Original date of publication: 1929
My edition: 1979 (Virago)
Why I decided to read: discovered it browsing the master list of Virago Modern Classics
How I acquired my copy: another Librarything member sent it to me, August 2010
The Lacquer Lady is set in 1870s and ‘80s Mandalay, in the time period leading up to the British takeover of Burma. Fanny Moroni is one part Italian, one part Burmese, who goes to school in England and returns to a country in a fair amount of turmoil. When King Mindoon dies, Thibaw becomes king, thus beginning rather disastrous seven-year period culminating with the British takeover of Burma and the ending of the Konbaung dynasty. Fanny enters into this sphere by becoming a lady-in-waiting to his Queen, Supaya-lat—who gives proof to the saying that behind every powerful man is an even more powerful woman.
At first, getting into this book was slow going—I wasn’t all that interested in Fanny’s time in England.
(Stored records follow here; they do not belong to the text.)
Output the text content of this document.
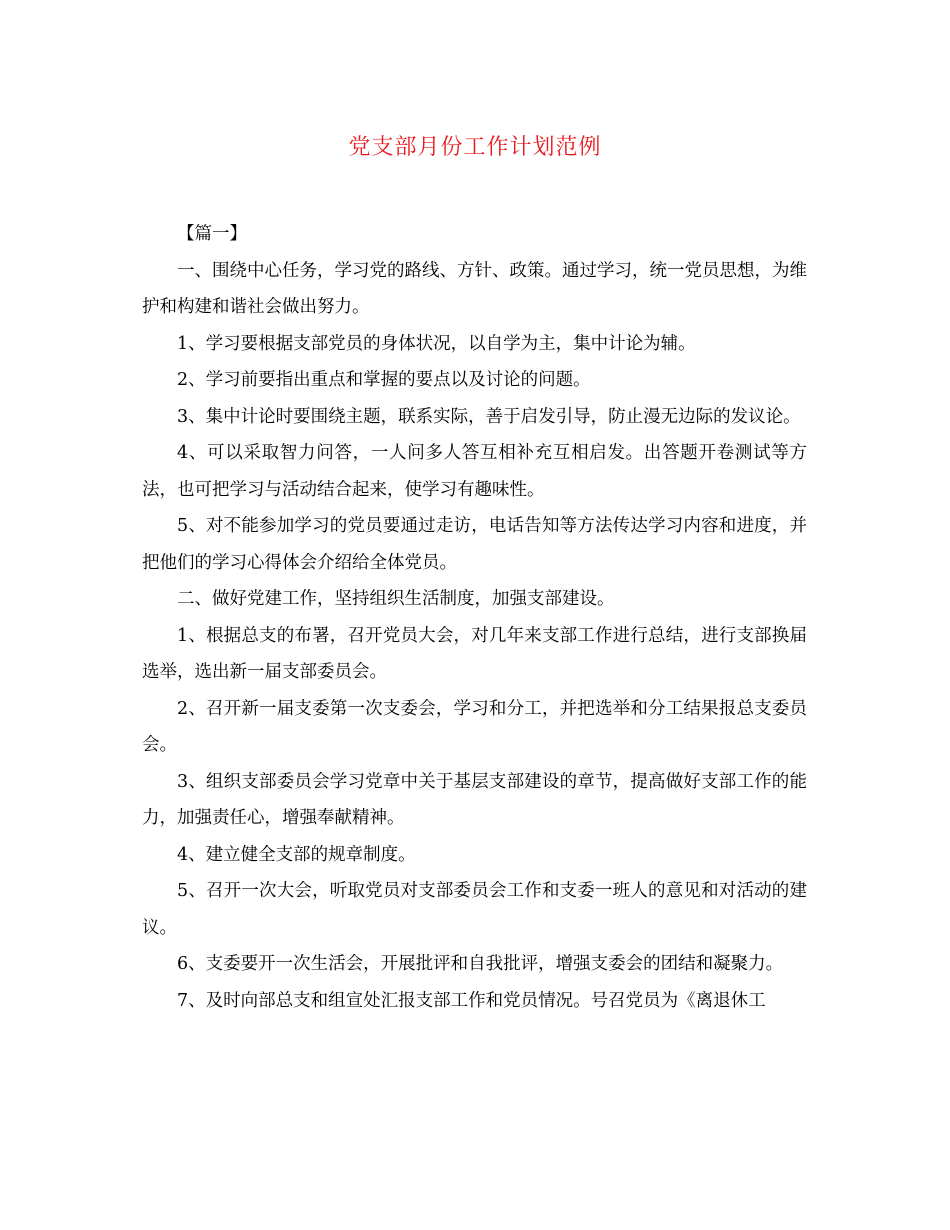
党支部月份工作计划范例

【篇一】

一、围绕中心任务，学习党的路线、方针、政策。通过学习，统一党员思想，为维护和构建和谐社会做出努力。

1、学习要根据支部党员的身体状况，以自学为主，集中计论为辅。

2、学习前要指出重点和掌握的要点以及讨论的问题。

3、集中计论时要围绕主题，联系实际，善于启发引导，防止漫无边际的发议论。

4、可以采取智力问答，一人问多人答互相补充互相启发。出答题开卷测试等方法，也可把学习与活动结合起来，使学习有趣味性。

5、对不能参加学习的党员要通过走访，电话告知等方法传达学习内容和进度，并把他们的学习心得体会介绍给全体党员。

二、做好党建工作，坚持组织生活制度，加强支部建设。

1、根据总支的布署，召开党员大会，对几年来支部工作进行总结，进行支部换届选举，选出新一届支部委员会。

2、召开新一届支委第一次支委会，学习和分工，并把选举和分工结果报总支委员会。

3、组织支部委员会学习党章中关于基层支部建设的章节，提高做好支部工作的能力，加强责任心，增强奉献精神。

4、建立健全支部的规章制度。

5、召开一次大会，听取党员对支部委员会工作和支委一班人的意见和对活动的建议。

6、支委要开一次生活会，开展批评和自我批评，增强支委会的团结和凝聚力。

7、及时向部总支和组宣处汇报支部工作和党员情况。号召党员为《离退休工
The novel got much more interesting when Fanny and Agatha went to Burma, for it’s in Burma that Fanny really started jumping off the page. She’s not the most appealing main character I’ve ever read about (Supaya-lat is much more interesting, and I wish that the author had focused on her more), but she’s got a lot of gumption nonetheless. I enjoyed the contrast between Fanny’s exoticness and Agatha's typical Englishness.
What I especially loved about this novel were the author’s descriptions of Burma—it’s almost like a character itself. You really get a feel for the period in which the novel is set, and you get an idea of the relationships between the native Burmese and the kala (foreigners)—British, French, Italians, Americans, etc. F Tennyson Jesse, a great-niece of the poet, was a journalist, but she really had a talent for writing historical fiction as well. If you can get your hands on a copy of this novel, do; it’s a really smart fictional telling of one of the more important moments in Burmese history. It’s all the more remarkable considering that many of the people in this novel were real.